Hash join node no-child time is much bigger than the sum of all breakdown costs

Hi

Can any one help to explain what's going on in this hash join node. The non-child time is 5s326ms. However, if I sum up all the breakdown costs, i.e., build time, probe time, build partition time and etc, it is not equal to the execution time of this node, i.e., non-child time. So what part of the execution time is missing from this profile?

 

The full profile is attached in the link below. We are using CDH4.5.8 Impala 2.2.

 

HASH_JOIN_NODE (id=2):(Total: 8s009ms, non-child: 5s326ms, % non-child: 66.51%)
ExecOption: Build Side Codegen Enabled, Probe Side Codegen Enabled, Join Build-Side Prepared Asynchronously
- BuildPartitionTime: 246.892ms
- BuildRows: 1.50M (1504350)
- BuildRowsPartitioned: 1.50M (1504350)
- BuildTime: 205.22ms
- GetNewBlockTime: 2.107ms
- HashBuckets: 4.19M (4194304)
- LargestPartitionPercent: 6 (6)
- MaxPartitionLevel: 0 (0)
- NumRepartitions: 0 (0)
- PartitionsCreated: 16 (16)
- PeakMemoryUsage: 451.02 MB (472932352)
- PinTime: 0ns
- ProbeRows: 2.50M (2502844)
- ProbeRowsPartitioned: 0 (0)
- ProbeTime: 860.379ms
- RowsReturned: 417.52K (417520)
- RowsReturnedRate: 52.13 K/sec
- SpilledPartitions: 0 (0)
- UnpinTime: 997ns

 

https://my.syncplicity.com/share/knuknsvjyz1kzyu/profile

password: 123456

Highlighted
Cloudera Employee
Posts: 35
Registered: ‎10-20-2015

Re: Hash join node no-child time is much bigger than the sum of all breakdown costs

This is apperently a bug that has been fixed in more recent versions:

 

https://issues.cloudera.org/browse/IMPALA-2075

Explorer
Posts: 11
Registered: ‎01-26-2016

Re: Hash join node no-child time is much bigger than the sum of all breakdown costs

Thanks.

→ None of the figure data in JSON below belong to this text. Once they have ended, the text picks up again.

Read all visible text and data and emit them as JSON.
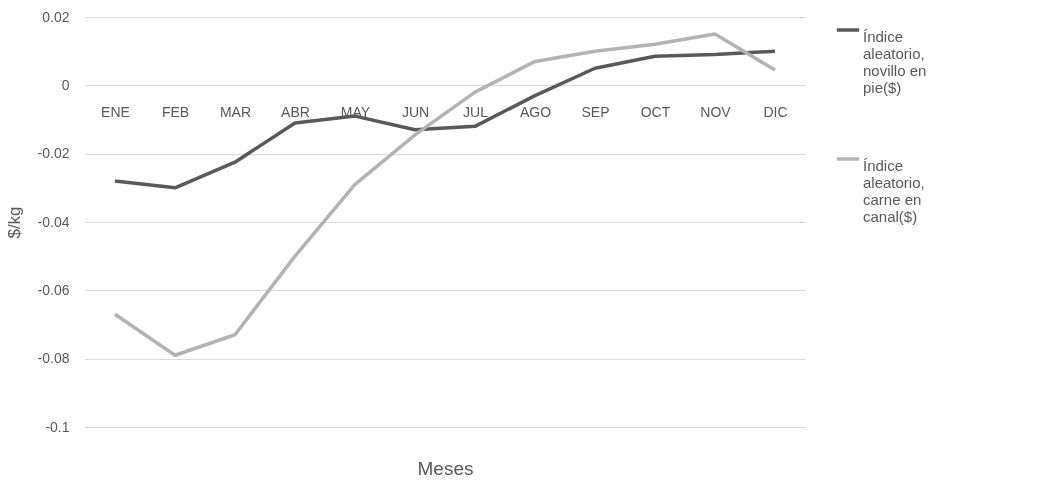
{
  "chart_data": {
    "type": "line",
    "xlabel": "Meses",
    "ylabel": "$/kg",
    "categories": [
      "ENE",
      "FEB",
      "MAR",
      "ABR",
      "MAY",
      "JUN",
      "JUL",
      "AGO",
      "SEP",
      "OCT",
      "NOV",
      "DIC"
    ],
    "series": [
      {
        "name": "Índice aleatorio, novillo en pie($)",
        "color": "#595959",
        "values": [
          -0.028,
          -0.03,
          -0.0225,
          -0.011,
          -0.009,
          -0.013,
          -0.012,
          -0.003,
          0.005,
          0.0085,
          0.009,
          0.01
        ]
      },
      {
        "name": "Índice aleatorio, carne en canal($)",
        "color": "#b3b3b3",
        "values": [
          -0.067,
          -0.079,
          -0.073,
          -0.05,
          -0.029,
          -0.0145,
          -0.002,
          0.007,
          0.01,
          0.012,
          0.015,
          0.0045
        ]
      }
    ],
    "ylim": [
      -0.1,
      0.02
    ],
    "yticks": [
      -0.1,
      -0.08,
      -0.06,
      -0.04,
      -0.02,
      0,
      0.02
    ],
    "grid": "y",
    "legend": "right",
    "marker": "none",
    "line_style": "solid"
  }
}
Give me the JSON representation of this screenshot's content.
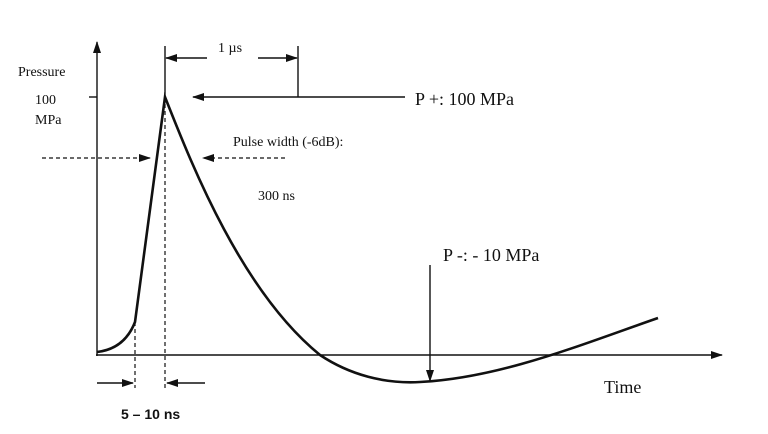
{
  "labels": {
    "y_axis": "Pressure",
    "peak_value": "100",
    "peak_unit": "MPa",
    "period": "1 µs",
    "p_plus": "P +: 100 MPa",
    "pulse_width": "Pulse width (-6dB):",
    "pulse_width_value": "300 ns",
    "p_minus": "P -: - 10 MPa",
    "x_axis": "Time",
    "rise_time": "5 – 10 ns"
  }
}
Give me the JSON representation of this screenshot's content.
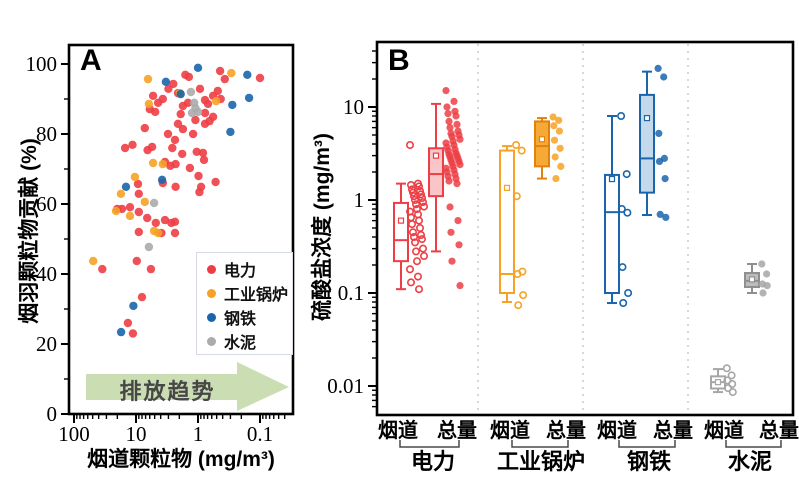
{
  "figure": {
    "panel_a_label": "A",
    "panel_b_label": "B",
    "arrow_text": "排放趋势",
    "arrow_color": "#CBDDB2",
    "separator_color": "#BDBDBD",
    "frame_color": "#000000"
  },
  "chart_data": [
    {
      "type": "scatter",
      "panel": "A",
      "xlabel": "烟道颗粒物 (mg/m³)",
      "ylabel": "烟羽颗粒物贡献 (%)",
      "x_scale": "log-reversed",
      "xlim": [
        120,
        0.03
      ],
      "ylim": [
        0,
        105
      ],
      "x_ticks": [
        100,
        10,
        1,
        0.1
      ],
      "x_tick_labels": [
        "100",
        "10",
        "1",
        "0.1"
      ],
      "y_ticks": [
        0,
        20,
        40,
        60,
        80,
        100
      ],
      "y_tick_labels": [
        "0",
        "20",
        "40",
        "60",
        "80",
        "100"
      ],
      "y_minor_ticks": [
        10,
        30,
        50,
        70,
        90
      ],
      "grid": false,
      "legend_position": "lower-right-inside",
      "annotation": {
        "type": "arrow-right",
        "text": "排放趋势"
      },
      "series": [
        {
          "name": "电力",
          "color": "#ED3E45",
          "points": [
            [
              0.44,
              98
            ],
            [
              1.6,
              96.9
            ],
            [
              1.4,
              96.3
            ],
            [
              0.37,
              95.7
            ],
            [
              0.1,
              96
            ],
            [
              2.5,
              94.3
            ],
            [
              3.0,
              92.9
            ],
            [
              0.93,
              92.9
            ],
            [
              2.1,
              91.7
            ],
            [
              5.3,
              90.9
            ],
            [
              0.48,
              92.3
            ],
            [
              0.57,
              90.9
            ],
            [
              3.7,
              90
            ],
            [
              0.77,
              89.7
            ],
            [
              0.43,
              90
            ],
            [
              4.4,
              88.9
            ],
            [
              1.45,
              88.9
            ],
            [
              0.69,
              88.6
            ],
            [
              6.0,
              87.1
            ],
            [
              1.75,
              88
            ],
            [
              4.9,
              86.3
            ],
            [
              0.77,
              86
            ],
            [
              1.9,
              85.7
            ],
            [
              0.57,
              84.9
            ],
            [
              1.1,
              84
            ],
            [
              0.65,
              83.7
            ],
            [
              2.1,
              82.9
            ],
            [
              1.75,
              81.4
            ],
            [
              0.77,
              82.9
            ],
            [
              3.05,
              80
            ],
            [
              1.2,
              80
            ],
            [
              2.35,
              78.3
            ],
            [
              7.2,
              81.7
            ],
            [
              15,
              76
            ],
            [
              11.4,
              76.9
            ],
            [
              5.5,
              76.3
            ],
            [
              6.5,
              75.4
            ],
            [
              2.6,
              76
            ],
            [
              1.8,
              74.3
            ],
            [
              0.83,
              74.6
            ],
            [
              1.05,
              74.9
            ],
            [
              0.8,
              72.6
            ],
            [
              3.4,
              72
            ],
            [
              2.3,
              71.4
            ],
            [
              2.8,
              70.9
            ],
            [
              1.35,
              70.3
            ],
            [
              0.98,
              68
            ],
            [
              9.3,
              65.7
            ],
            [
              3.7,
              66
            ],
            [
              2.3,
              64.9
            ],
            [
              0.89,
              64.9
            ],
            [
              9.0,
              62.9
            ],
            [
              0.95,
              63.4
            ],
            [
              0.52,
              66.3
            ],
            [
              20,
              58.6
            ],
            [
              16.8,
              58.6
            ],
            [
              12.5,
              59.1
            ],
            [
              9.0,
              57.7
            ],
            [
              6.6,
              56
            ],
            [
              4.8,
              54.6
            ],
            [
              3.4,
              55.4
            ],
            [
              2.7,
              54.6
            ],
            [
              2.35,
              54.9
            ],
            [
              9.0,
              52
            ],
            [
              3.9,
              51.7
            ],
            [
              2.35,
              51.7
            ],
            [
              9.7,
              43.7
            ],
            [
              5.75,
              41.4
            ],
            [
              35,
              41.4
            ],
            [
              8.0,
              33.4
            ],
            [
              13.5,
              26
            ],
            [
              11.2,
              23
            ]
          ]
        },
        {
          "name": "工业锅炉",
          "color": "#F5A226",
          "points": [
            [
              6.4,
              95.7
            ],
            [
              0.29,
              97.4
            ],
            [
              6.2,
              88.6
            ],
            [
              0.51,
              89.4
            ],
            [
              1.95,
              91.7
            ],
            [
              5.3,
              71.7
            ],
            [
              3.7,
              71.4
            ],
            [
              10.4,
              67.7
            ],
            [
              17.5,
              62.9
            ],
            [
              21,
              58
            ],
            [
              12.5,
              56.6
            ],
            [
              7.2,
              60.6
            ],
            [
              49,
              43.7
            ],
            [
              5.1,
              52.3
            ],
            [
              4.4,
              51.7
            ]
          ]
        },
        {
          "name": "钢铁",
          "color": "#1A65AB",
          "points": [
            [
              1.0,
              98.9
            ],
            [
              0.16,
              96.9
            ],
            [
              3.3,
              94.9
            ],
            [
              1.9,
              91.4
            ],
            [
              0.15,
              90.3
            ],
            [
              0.28,
              88.3
            ],
            [
              0.3,
              80.6
            ],
            [
              3.8,
              66.9
            ],
            [
              14.5,
              64.9
            ],
            [
              11,
              30.9
            ],
            [
              17.4,
              23.4
            ]
          ]
        },
        {
          "name": "水泥",
          "color": "#ABABAB",
          "points": [
            [
              1.3,
              92
            ],
            [
              1.15,
              88.9
            ],
            [
              1.1,
              87.4
            ],
            [
              1.0,
              86.3
            ],
            [
              1.25,
              86
            ],
            [
              5.1,
              60.3
            ],
            [
              6.2,
              47.7
            ]
          ]
        }
      ]
    },
    {
      "type": "box-scatter",
      "panel": "B",
      "ylabel": "硫酸盐浓度 (mg/m³)",
      "y_scale": "log",
      "ylim": [
        0.005,
        50
      ],
      "y_ticks": [
        10,
        1,
        0.1,
        0.01
      ],
      "y_tick_labels": [
        "10",
        "1",
        "0.1",
        "0.01"
      ],
      "grid": false,
      "groups": [
        {
          "name": "电力",
          "color": "#ED3E45",
          "box_fill": "#F9C5C8",
          "subgroups": [
            {
              "label": "烟道",
              "style": "open",
              "box": {
                "low": 0.11,
                "q1": 0.22,
                "median": 0.37,
                "mean": 0.6,
                "q3": 0.93,
                "high": 1.5
              },
              "points": [
                3.9,
                1.5,
                1.45,
                1.4,
                1.3,
                1.25,
                1.2,
                1.15,
                1.1,
                1.05,
                1.0,
                0.95,
                0.9,
                0.85,
                0.8,
                0.75,
                0.7,
                0.65,
                0.6,
                0.55,
                0.5,
                0.45,
                0.42,
                0.4,
                0.38,
                0.35,
                0.3,
                0.28,
                0.25,
                0.22,
                0.18,
                0.15,
                0.13,
                0.11
              ]
            },
            {
              "label": "总量",
              "style": "filled",
              "box": {
                "low": 0.28,
                "q1": 1.1,
                "median": 1.9,
                "mean": 3.0,
                "q3": 3.6,
                "high": 10.8
              },
              "points": [
                15,
                11.5,
                10,
                9,
                8.5,
                8,
                7,
                6.5,
                6,
                5.5,
                5.2,
                5,
                4.8,
                4.5,
                4.3,
                4.1,
                3.9,
                3.7,
                3.5,
                3.4,
                3.2,
                3.1,
                3.0,
                2.9,
                2.8,
                2.7,
                2.6,
                2.5,
                2.4,
                2.3,
                2.2,
                2.1,
                2.0,
                1.9,
                1.8,
                1.7,
                1.6,
                1.5,
                0.84,
                0.6,
                0.45,
                0.33,
                0.22,
                0.12
              ]
            }
          ]
        },
        {
          "name": "工业锅炉",
          "color": "#F5A226",
          "box_fill": "#F7A937",
          "edge": "#E0820B",
          "subgroups": [
            {
              "label": "烟道",
              "style": "open",
              "box": {
                "low": 0.08,
                "q1": 0.1,
                "median": 0.16,
                "mean": 1.35,
                "q3": 3.4,
                "high": 3.8
              },
              "points": [
                3.9,
                3.4,
                1.1,
                0.17,
                0.16,
                0.095,
                0.074
              ]
            },
            {
              "label": "总量",
              "style": "filled",
              "box": {
                "low": 1.7,
                "q1": 2.3,
                "median": 3.8,
                "mean": 4.5,
                "q3": 7.0,
                "high": 7.6
              },
              "points": [
                7.8,
                7.2,
                6.3,
                5.5,
                4.4,
                3.6,
                2.9,
                2.3,
                1.7
              ]
            }
          ]
        },
        {
          "name": "钢铁",
          "color": "#1A65AB",
          "box_fill": "#C4DAEC",
          "subgroups": [
            {
              "label": "烟道",
              "style": "open",
              "box": {
                "low": 0.078,
                "q1": 0.1,
                "median": 0.74,
                "mean": 1.68,
                "q3": 1.86,
                "high": 8.0
              },
              "points": [
                8.0,
                1.9,
                0.8,
                0.73,
                0.19,
                0.1,
                0.078
              ]
            },
            {
              "label": "总量",
              "style": "filled",
              "box": {
                "low": 0.69,
                "q1": 1.2,
                "median": 2.8,
                "mean": 7.6,
                "q3": 13.5,
                "high": 24
              },
              "points": [
                26,
                21,
                5.2,
                2.8,
                2.6,
                1.7,
                0.7,
                0.65
              ]
            }
          ]
        },
        {
          "name": "水泥",
          "color": "#A6A6A6",
          "box_fill": "#BDBDBD",
          "edge": "#8F8F8F",
          "subgroups": [
            {
              "label": "烟道",
              "style": "open",
              "box": {
                "low": 0.0086,
                "q1": 0.0094,
                "median": 0.011,
                "mean": 0.011,
                "q3": 0.0127,
                "high": 0.0152
              },
              "points": [
                0.0155,
                0.013,
                0.0115,
                0.0105,
                0.0095,
                0.0086
              ]
            },
            {
              "label": "总量",
              "style": "filled",
              "box": {
                "low": 0.1,
                "q1": 0.116,
                "median": 0.135,
                "mean": 0.14,
                "q3": 0.164,
                "high": 0.205
              },
              "points": [
                0.205,
                0.16,
                0.125,
                0.12,
                0.1
              ]
            }
          ]
        }
      ]
    }
  ]
}
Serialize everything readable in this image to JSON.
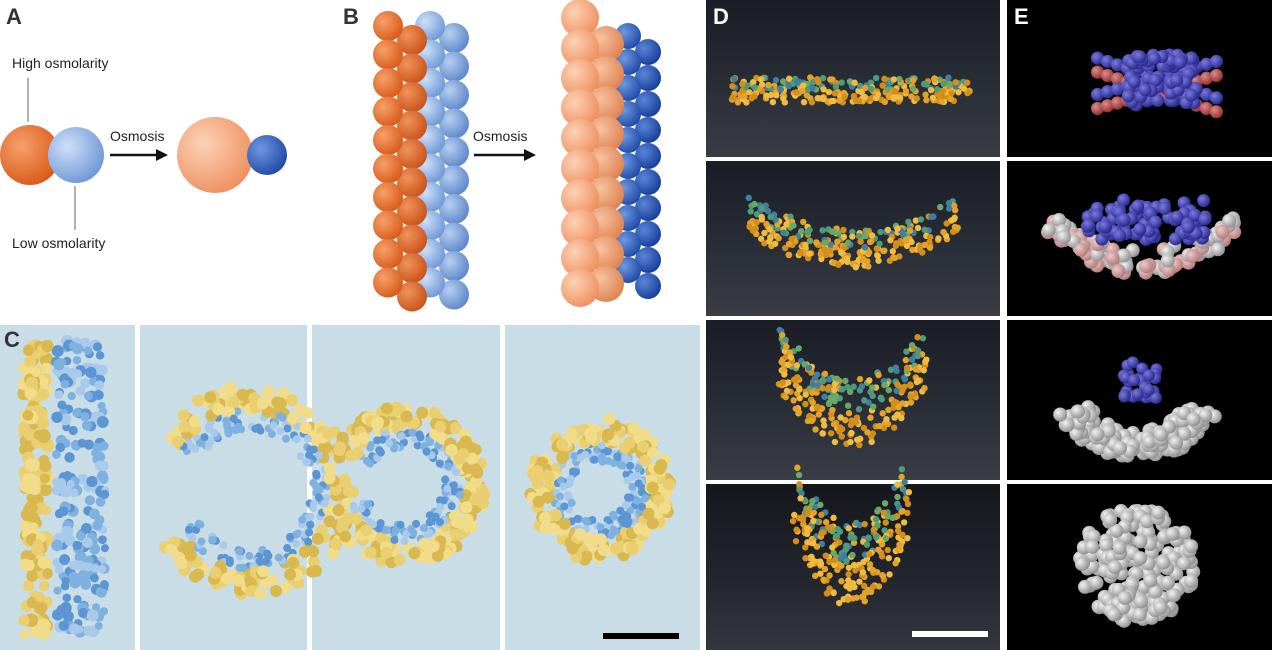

Does this affect the final execution time listed in the Timeline part of the profile, do I have to substract the additional time recored in the hash join part to get the correct query execution time?

 

Cloudera Employee
Posts: 35
Registered: ‎10-20-2015

Re: Hash join node no-child time is much bigger than the sum of all breakdown costs

No, it does not affect the timeline.